Day 11: Select one kind of record (census record, birth record, marriage certificate, Social Security death index entry, etc.) and ensure you’ve found a record of that type for all your relatives back to a certain generation. If a relative who should have that kind of record doesn’t have one, go find it. Make sure you save a copy of the record, and be sure to cite your sources.
That’s essentially what I’m working through for my tree. I have, for example, got all the census records from 1911 back to 1871 associated with all the people in my tree, and all the marriage records (since they are the most helpful, listing both sets of parents!)
Day 12: Select one ancestor and research any of his or her siblings that you know about but haven’t previously studied. This “collateral” research can help you uncover information about your direct-line ancestors, such as parents’ names or birthplaces.
Again, this may be one of the reasons why it’s taking me so long to do what I plan, but I do this as a matter of course. It has been extremely useful in locating all sorts of missing people who were later found with their siblings or children.
Day 13: Write a paragraph or two that includes everything you know about an ancestor. Writing out that person’s information can help you identify gaps in your research.

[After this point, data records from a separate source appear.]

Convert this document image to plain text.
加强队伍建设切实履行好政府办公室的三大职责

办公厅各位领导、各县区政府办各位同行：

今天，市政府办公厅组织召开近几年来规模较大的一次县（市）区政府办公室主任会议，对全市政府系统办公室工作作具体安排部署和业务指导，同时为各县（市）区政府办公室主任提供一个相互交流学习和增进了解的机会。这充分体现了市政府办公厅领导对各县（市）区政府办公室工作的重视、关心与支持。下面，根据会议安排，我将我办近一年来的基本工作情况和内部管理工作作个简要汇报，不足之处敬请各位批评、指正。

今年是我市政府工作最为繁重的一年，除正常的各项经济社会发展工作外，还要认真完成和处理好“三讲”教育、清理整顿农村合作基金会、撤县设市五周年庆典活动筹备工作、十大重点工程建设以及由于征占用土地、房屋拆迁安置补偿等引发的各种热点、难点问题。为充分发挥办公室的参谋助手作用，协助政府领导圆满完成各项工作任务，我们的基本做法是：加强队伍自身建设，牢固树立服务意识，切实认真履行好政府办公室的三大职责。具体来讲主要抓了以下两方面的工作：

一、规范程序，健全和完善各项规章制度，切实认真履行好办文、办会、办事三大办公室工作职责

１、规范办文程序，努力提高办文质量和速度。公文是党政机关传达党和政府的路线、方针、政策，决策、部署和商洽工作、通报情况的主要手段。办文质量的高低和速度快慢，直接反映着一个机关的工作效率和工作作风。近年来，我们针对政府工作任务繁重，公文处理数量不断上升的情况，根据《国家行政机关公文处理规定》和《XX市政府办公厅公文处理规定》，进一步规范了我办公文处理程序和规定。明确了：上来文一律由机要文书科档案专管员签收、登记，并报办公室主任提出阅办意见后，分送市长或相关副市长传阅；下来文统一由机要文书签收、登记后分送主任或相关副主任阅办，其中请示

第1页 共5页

This is something I plan to put together programmatically when I get everything onto a website. In the process of producing such a paragraph, it would then become clear when I didn’t have all the information needed to finish the paragraph. I imagine it looking something like this:-
Janet was born on 27 Apr 1848, the second child of 13, to parents Andrew Scott Edwardson and Barbara nee Sinclair. As with all their children, Andrew and Barbara baptised her within a few months of her birth on 11 Jun 1848. She lived in the family home in Collaster, and then Snarravoe, until she married Laurence Sutherland on 21 Nov 1857 in the Uyeasound Free Church, on the same day as her sister Tamar married.
She and Laurence had 13 children and lived in Lerwick and Unst throughout their marriage. She died the year before her husband, on 3 Apr 1936 in Murrister.

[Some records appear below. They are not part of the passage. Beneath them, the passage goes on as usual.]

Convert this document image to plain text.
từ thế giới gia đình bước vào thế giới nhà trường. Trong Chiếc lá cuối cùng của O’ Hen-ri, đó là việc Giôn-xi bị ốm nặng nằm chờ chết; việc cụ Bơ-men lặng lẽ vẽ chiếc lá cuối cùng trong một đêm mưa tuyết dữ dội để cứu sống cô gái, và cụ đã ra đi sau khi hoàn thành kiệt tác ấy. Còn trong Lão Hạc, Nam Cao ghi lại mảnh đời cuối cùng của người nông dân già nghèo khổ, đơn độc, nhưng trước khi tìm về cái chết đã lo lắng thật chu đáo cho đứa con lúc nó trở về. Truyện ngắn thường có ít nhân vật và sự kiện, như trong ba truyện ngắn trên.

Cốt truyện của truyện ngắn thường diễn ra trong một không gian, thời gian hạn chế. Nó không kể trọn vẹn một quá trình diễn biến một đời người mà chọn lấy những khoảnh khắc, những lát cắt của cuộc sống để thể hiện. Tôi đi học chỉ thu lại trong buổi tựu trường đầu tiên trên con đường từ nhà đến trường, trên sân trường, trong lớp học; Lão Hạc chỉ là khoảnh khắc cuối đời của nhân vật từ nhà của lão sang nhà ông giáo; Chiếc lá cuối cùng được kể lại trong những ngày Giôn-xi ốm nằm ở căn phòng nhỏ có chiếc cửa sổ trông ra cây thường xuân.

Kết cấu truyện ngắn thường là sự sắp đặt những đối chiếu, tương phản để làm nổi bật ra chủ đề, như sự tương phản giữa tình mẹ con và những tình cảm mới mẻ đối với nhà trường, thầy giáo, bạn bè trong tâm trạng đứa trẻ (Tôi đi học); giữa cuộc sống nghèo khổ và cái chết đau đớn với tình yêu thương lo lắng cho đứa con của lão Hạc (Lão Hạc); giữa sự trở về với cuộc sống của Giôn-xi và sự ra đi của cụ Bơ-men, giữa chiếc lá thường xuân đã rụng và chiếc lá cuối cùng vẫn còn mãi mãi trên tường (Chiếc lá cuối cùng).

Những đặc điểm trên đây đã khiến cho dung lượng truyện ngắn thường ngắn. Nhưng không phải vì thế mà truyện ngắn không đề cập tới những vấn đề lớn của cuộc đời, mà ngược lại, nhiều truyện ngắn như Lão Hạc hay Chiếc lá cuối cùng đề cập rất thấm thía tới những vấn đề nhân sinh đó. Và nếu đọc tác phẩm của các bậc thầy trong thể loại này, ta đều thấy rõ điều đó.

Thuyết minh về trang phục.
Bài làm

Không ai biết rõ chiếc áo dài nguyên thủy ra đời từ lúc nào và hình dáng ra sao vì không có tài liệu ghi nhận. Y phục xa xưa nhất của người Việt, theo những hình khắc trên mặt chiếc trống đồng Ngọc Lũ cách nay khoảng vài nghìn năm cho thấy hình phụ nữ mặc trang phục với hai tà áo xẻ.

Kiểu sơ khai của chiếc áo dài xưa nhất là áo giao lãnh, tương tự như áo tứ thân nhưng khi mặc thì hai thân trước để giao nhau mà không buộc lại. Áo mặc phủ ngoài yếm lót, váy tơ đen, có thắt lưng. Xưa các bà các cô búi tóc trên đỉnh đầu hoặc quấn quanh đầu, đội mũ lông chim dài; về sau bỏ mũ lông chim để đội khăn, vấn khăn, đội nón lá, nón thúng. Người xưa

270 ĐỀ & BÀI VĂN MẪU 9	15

Day 14: Set a goal that you’ve been holding onto and break it down into smaller parts. By establishing a research plan, you’ll give yourself a guide to future research.
For me this is the same thing I described on Day 10, so I won’t repeat it, and catch up another day in my aim to complete this in February.
Day 15: Create a checklist of possible records you still need to research for an ancestor. As you work, check off the records you’ve found.
I have this checklist for my tree as a whole, rather than per person. The list currently looks a bit like this (since I’m working on both census and statutory records to give myself some variation!):-
- ☐ 1841 Census
- ☐ 1851 Census
- ☐ 1861 Census
- ☑ 1871 Census
- ☑ 1881 Census
- ☑ 1891 Census
- ☑ 1901 Census
- ☑ 1911 Census
- ☐ Statutory Birth Records
- ☑ Statutory Marriage Records
- ☐ Statutory Death Records
Day 16: Make sure all the birth, marriage and death dates in your family tree are formatted consistently. Having all these data points in the same format will make it easier for you to compare them and identify errors
All my dates are formatted thus:-
- 10 Apr 1874
- abt 1874
- before 1874
Well that’s Week 2 finished, and I feel my tree is in quite good health, albeit still with a lot of work to do, but at least I have a plan!